Greg made a mental note to slip it to John next time he saw him. It would be less embarrassing than having to return it directly to Sherlock.
“You’re back.” Mycroft appeared to have a habit of catching Greg partway up the stairs. Like last time his eyes swept appraisingly over Greg and there was a hint of softening in his shoulders when he was done. “The sofa again, I see.”
“Hardly going to share the bed.” Greg retorted. “Threesome with your brother and his Bonded a little beyond my kinky side.”
“Quite.” Mycroft’s chin jutted out at the suggestion, clearly not appreciating the humour in Greg’s statement. That was fine as Greg hadn’t tried to be funny.
Assessment done, Mycroft turned to go back to his study.
“Had an interesting little chat with Sherlock earlier. He was obviously feeling informative for once.”
Greg watched Mycroft’s step hitch slightly as he froze, before his training countered the movement and turned it into a dramatic, sweeping about face.
“Indeed?” Mycroft asked, eyebrow delicately arched. “Was he waxing poetically about the flight paths of bees again?”
“No, more like ‘machinations and pre-dinner cocktails’, but he did clarify a few things.” Greg glared over the railings. “Things that you should have said, Mycroft, and I don’t care what Mummy commands, we are not naming our son Abernathy Emrys, I am still pissed off at you, and don’t think we won’t be having a very long talk about this later.”
He stomped up the rest of the stairs before Mycroft had a chance to respond. He reached the landing then stomped back down just enough steps he could see Mycroft over the railing as a nasty thought occurred to him.

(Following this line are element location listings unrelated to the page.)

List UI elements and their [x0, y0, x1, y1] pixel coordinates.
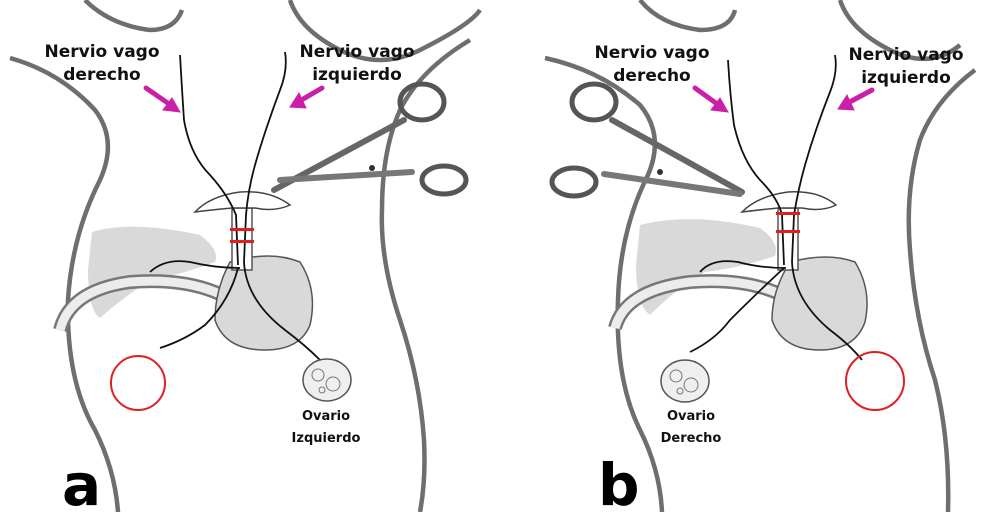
- left-vagus-label-line1: Nervio vago: [848, 45, 963, 65]
- right-vagus-label-line1: Nervio vago: [594, 43, 709, 63]
- liver: [88, 227, 216, 318]
- ovary-label-line1: Ovario: [667, 409, 715, 424]
- stomach: [215, 256, 312, 350]
- target-circle: [846, 352, 904, 410]
- stomach: [772, 257, 867, 350]
- right-vagus-label-line2: derecho: [63, 65, 140, 85]
- esophagus: [778, 208, 798, 270]
- cut-mark-upper: [776, 212, 800, 215]
- panel-letter-a: a: [62, 451, 101, 512]
- ovary-label-line2: Izquierdo: [292, 431, 361, 446]
- left-vagus-label-line2: izquierdo: [861, 68, 951, 88]
- ovary-label-line2: Derecho: [661, 431, 722, 446]
- panel-b: Nervio vago derecho Nervio vago izquierd…: [545, 0, 975, 512]
- arrow-icon: [695, 88, 872, 112]
- cut-mark-upper: [230, 228, 254, 231]
- ovary-icon: [303, 359, 351, 401]
- panel-letter-b: b: [598, 451, 640, 512]
- right-vagus-label-line1: Nervio vago: [44, 42, 159, 62]
- esophagus: [232, 208, 252, 270]
- ovary-icon: [661, 360, 709, 402]
- cut-mark-lower: [230, 240, 254, 243]
- target-circle: [111, 356, 165, 410]
- panel-a: Nervio vago derecho Nervio vago izquierd…: [10, 0, 480, 512]
- cut-mark-lower: [776, 230, 800, 233]
- arrow-icon: [146, 88, 322, 112]
- left-vagus-label-line2: izquierdo: [312, 65, 402, 85]
- ovary-label-line1: Ovario: [302, 409, 350, 424]
- right-vagus-label-line2: derecho: [613, 66, 690, 86]
- left-vagus-label-line1: Nervio vago: [299, 42, 414, 62]
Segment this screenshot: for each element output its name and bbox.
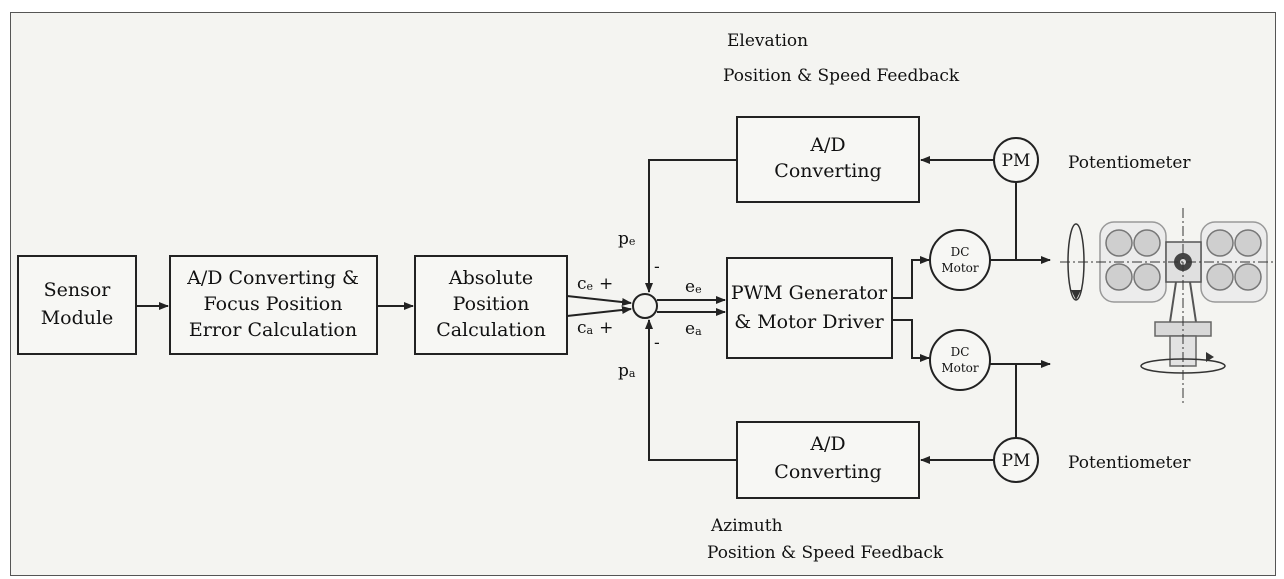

“What was your Sire’s name?” He demanded harshly.
“Our-”
“His name, Mycroft.” Greg interrupted fiercely. “What was it?”
Mycroft paused, hand on the banister as he watched Greg.
“Siger.” He said finally, voice soft.
“Good.” Greg nodded, relieved. “That’s good.”
The anger drained out of him, disproportionally appeased by the fact that no matter what happened, his son wouldn’t have His name.
“A distant relative, some generations back.” Mycroft’s gaze was gentle, and when their eyes met Greg felt like they might actually be in agreement over one thing.
“We’re still going to have that talk.” He warned, and continued to his room without looking back.
----------------------------------------------------------------------------------------------------------------------------------
Not Mycroft's POV, but at little bit of insight in to why he acts the way he does.